In viaggio con la musica
GINO CASTALDO
Tra le firme più apprezzate del giornalismo musicale e conduttore, insieme a Ema Stokholma, di “Back2Back” e di “Back2Back Speciale Let’s Play!”, in prima serata su Rai Radio2. Della radio dice: «Si adatta ai tempi, non invecchia. L’essenza non cambia e questa penso sia la sua bellezza»
Dal 2017 ai microfoni di “Back2back”, ora sono tornati i live… cosa rappresenta per te questo programma e come vivi questo momento…?
“Back2back” continua a rappresentare uno spazio di libertà, di avventura. Il dialogo con Ema, che va avanti da qualche anno nella quotidianità, è per entrambi un modo di crescere insieme, e di farlo viaggiando con la musica e con gli ascoltatori con i quali c’è un feedback continuo. Osserviamo quello che succede in musica, ci rendiamo conto delle reazioni, lo facciamo anche attraverso gli ospiti musicali che ci vengono a trovare a “Back2Back Speciale Let’s Play!”, che hanno davvero tanta voglia di suonare.
Cosa hanno dato (o tolto) alla musica gli ultimi due anni?
Hanno tolto una delle cose essenziali per i musicisti, i live, e hanno dato sicuramente una possibilità di maggiore riflessione sul ruolo della musica. Molti artisti hanno capito ancora di più l’essenza del loro lavoro, anche nella privazione di parte di questo. La mancanza dei concerti dal vivo ha avuto un effetto paradossale, è avvenuta in un momento di grande trasformazione della nostra musica, con un tasso di cambiamento che non si percepiva da molti anni. Il paradosso è questo: una rivoluzione musicale che ha avuto pochi sbocchi dal vivo.
I giovani artisti quanto hanno pagato tutto questo?
Alcuni sono diventati delle star nel giro di due anni, ma magari non si sono mai esibiti in pubblico, o lo hanno fatto pochissime volte. Ce ne sono alcuni che hanno il dono di Madame, quando è arrivata a Sanremo credo che fosse la seconda volta in tutta la sua vita che si esibiva davanti a un pubblico. Lei è dotata naturalmente, ed era come se l’avesse sempre fatto. Altri sono cresciuti nel pensare, nello scrivere e nell’incidere la musica, ma sono immaturi per l’esibizione live.

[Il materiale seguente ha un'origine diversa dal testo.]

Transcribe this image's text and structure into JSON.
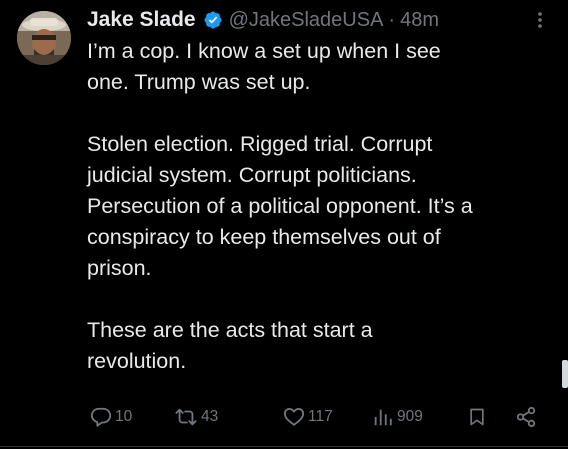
{
  "tweet": {
    "author": {
      "display_name": "Jake Slade",
      "handle": "@JakeSladeUSA",
      "verified": true,
      "avatar_icon": "avatar-photo"
    },
    "separator": "·",
    "time": "48m",
    "paragraphs": [
      "I’m a cop. I know a set up when I see\none. Trump was set up.",
      "Stolen election. Rigged trial. Corrupt\njudicial system. Corrupt politicians.\nPersecution of a political opponent. It’s a\nconspiracy to keep themselves out of\nprison.",
      "These are the acts that start a\nrevolution."
    ],
    "metrics": {
      "replies": "10",
      "reposts": "43",
      "likes": "117",
      "views": "909"
    },
    "icons": {
      "more": "more-options-icon",
      "reply": "reply-icon",
      "repost": "repost-icon",
      "like": "like-icon",
      "views": "views-icon",
      "bookmark": "bookmark-icon",
      "share": "share-icon"
    }
  },
  "colors": {
    "background": "#000000",
    "text_primary": "#e7e9ea",
    "text_secondary": "#71767b",
    "verified": "#1d9bf0"
  }
}
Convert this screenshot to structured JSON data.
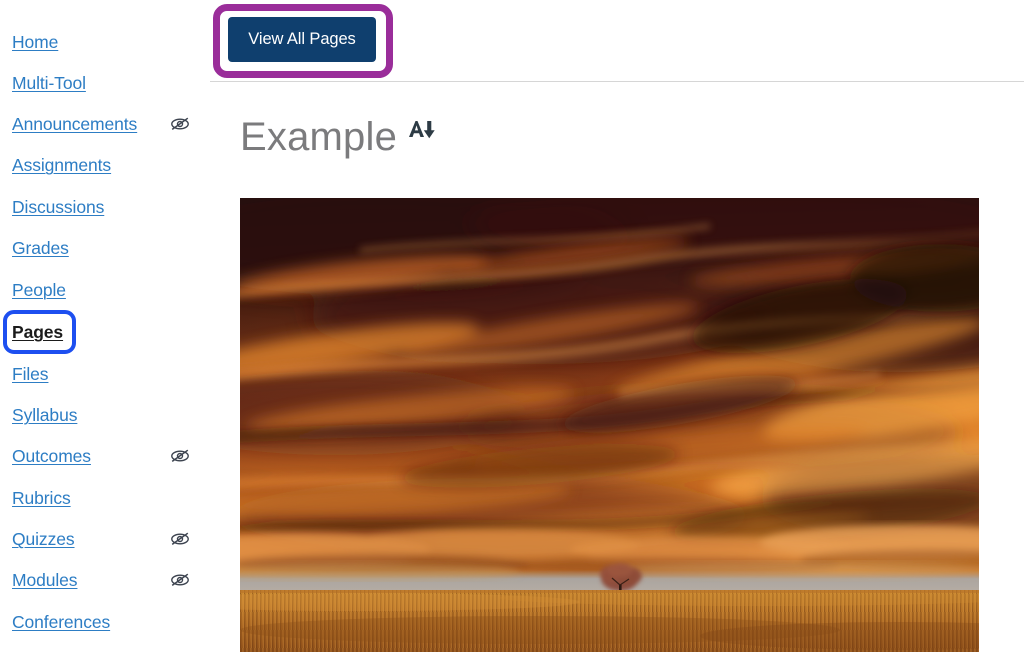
{
  "sidebar": {
    "name": "course-navigation",
    "items": [
      {
        "label": "Home",
        "hidden_icon": false,
        "active": false
      },
      {
        "label": "Multi-Tool",
        "hidden_icon": false,
        "active": false
      },
      {
        "label": "Announcements",
        "hidden_icon": true,
        "active": false
      },
      {
        "label": "Assignments",
        "hidden_icon": false,
        "active": false
      },
      {
        "label": "Discussions",
        "hidden_icon": false,
        "active": false
      },
      {
        "label": "Grades",
        "hidden_icon": false,
        "active": false
      },
      {
        "label": "People",
        "hidden_icon": false,
        "active": false
      },
      {
        "label": "Pages",
        "hidden_icon": false,
        "active": true
      },
      {
        "label": "Files",
        "hidden_icon": false,
        "active": false
      },
      {
        "label": "Syllabus",
        "hidden_icon": false,
        "active": false
      },
      {
        "label": "Outcomes",
        "hidden_icon": true,
        "active": false
      },
      {
        "label": "Rubrics",
        "hidden_icon": false,
        "active": false
      },
      {
        "label": "Quizzes",
        "hidden_icon": true,
        "active": false
      },
      {
        "label": "Modules",
        "hidden_icon": true,
        "active": false
      },
      {
        "label": "Conferences",
        "hidden_icon": false,
        "active": false
      }
    ],
    "hidden_icon_name": "eye-slash-icon",
    "link_color": "#2d7dc4",
    "active_color": "#1b1b1b"
  },
  "toolbar": {
    "view_all_pages_label": "View All Pages",
    "button_color": "#0f3f6e",
    "button_text_color": "#ffffff"
  },
  "annotations": {
    "view_all_pages_highlight_color": "#9a2d9a",
    "pages_highlight_color": "#1d4ff0"
  },
  "main": {
    "page_title": "Example",
    "title_color": "#7b7b7d",
    "immersive_reader_icon": "text-download-icon",
    "body_image": {
      "name": "sunset-field-tree-photo",
      "alt": "Lone tree in a golden wheat field under a dramatic orange sunset sky"
    }
  }
}
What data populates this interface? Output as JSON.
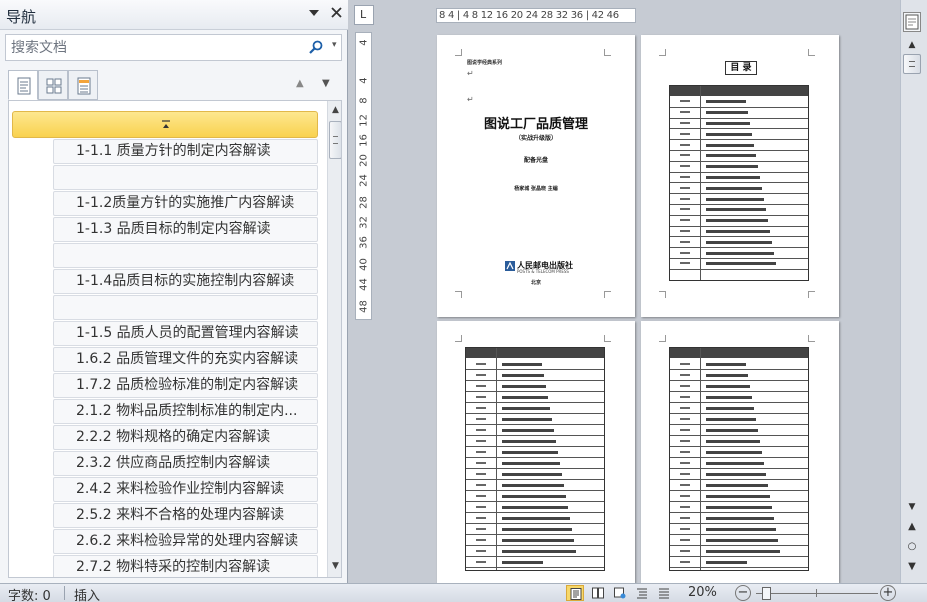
{
  "nav_pane": {
    "title": "导航",
    "search_placeholder": "搜索文档",
    "headings": [
      "1-1.1 质量方针的制定内容解读",
      "",
      "1-1.2质量方针的实施推广内容解读",
      "1-1.3 品质目标的制定内容解读",
      "",
      "1-1.4品质目标的实施控制内容解读",
      "",
      "1-1.5 品质人员的配置管理内容解读",
      "1.6.2 品质管理文件的充实内容解读",
      "1.7.2 品质检验标准的制定内容解读",
      "2.1.2 物料品质控制标准的制定内...",
      "2.2.2 物料规格的确定内容解读",
      "2.3.2 供应商品质控制内容解读",
      "2.4.2 来料检验作业控制内容解读",
      "2.5.2 来料不合格的处理内容解读",
      "2.6.2 来料检验异常的处理内容解读",
      "2.7.2 物料特采的控制内容解读"
    ],
    "icons": {
      "menu": "triangle-down",
      "close": "close-x",
      "search": "magnifier",
      "collapse": "collapse-up"
    },
    "accent_color": "#f9d24f"
  },
  "ruler": {
    "corner_symbol": "L",
    "horizontal_ticks": "8 4 | 4 8 12 16 20 24 28 32 36 | 42 46",
    "vertical_ticks": [
      "4",
      "4",
      "8",
      "12",
      "16",
      "20",
      "24",
      "28",
      "32",
      "36",
      "40",
      "44",
      "48"
    ]
  },
  "document": {
    "page1": {
      "series": "图说学经典系列",
      "title": "图说工厂品质管理",
      "subtitle": "（实战升级版）",
      "edition": "配备光盘",
      "authors": "杨家城 张晶晓 主编",
      "publisher": "人民邮电出版社",
      "publisher_en": "POSTS & TELECOM PRESS",
      "city": "北京"
    },
    "page2": {
      "toc_title": "目 录"
    }
  },
  "status_bar": {
    "word_count": "字数: 0",
    "mode": "插入",
    "zoom": "20%",
    "zoom_minus": "−",
    "zoom_plus": "+",
    "zoom_fraction": 0.05
  },
  "scrollbar": {
    "up": "▲",
    "down": "▼",
    "prev": "▲",
    "browse": "○",
    "next": "▼"
  }
}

Per chi la musica la racconta, cosa vuol dire stare “back”?
In questo momento più che la critica musicale mi piace raccontare la musica. Penso sia la forma più adatta ed efficace in questo momento storico. Mi piace farlo in tanti modi, attraverso libri, le serate, grazie alla radio.
Quando hai capito che la musica sarebbe stata la colonna portante della tua vita…?
Tutto questo è avvenuto in un’epoca in cui il mio lavoro non esisteva (sorride). È stata un’equazione venuta fuori naturalmente, nulla era previsto. Amavo scrivere e mi vedevo proiettato in quello, e poi ero appassionatissimo di musica, pur non suonando o cantando. La musica sui giornali era un fatto di cronaca, non esisteva un giornalismo musicale. Quando mi chiamarono da Repubblica, che ancora doveva uscire in edicola, mi chiesero se volessi collaborare con il loro progetto. La cosa bella fu che ringraziai e dissi di doverci pensare. Non lo feci per presunzione, ma perché in quel momento si dava un’enorme importanza ai valori, all’etica, quindi la prima cosa da pensare era se fosse giusto o meno farlo. Ne parlai con gli amici, per fortuna alla fine accettai. Da lì lo scrivere di musica divenne gradualmente il mio lavoro. È stato un po’ romanzesco, erano anni in cui le cose erano più avventurose di oggi.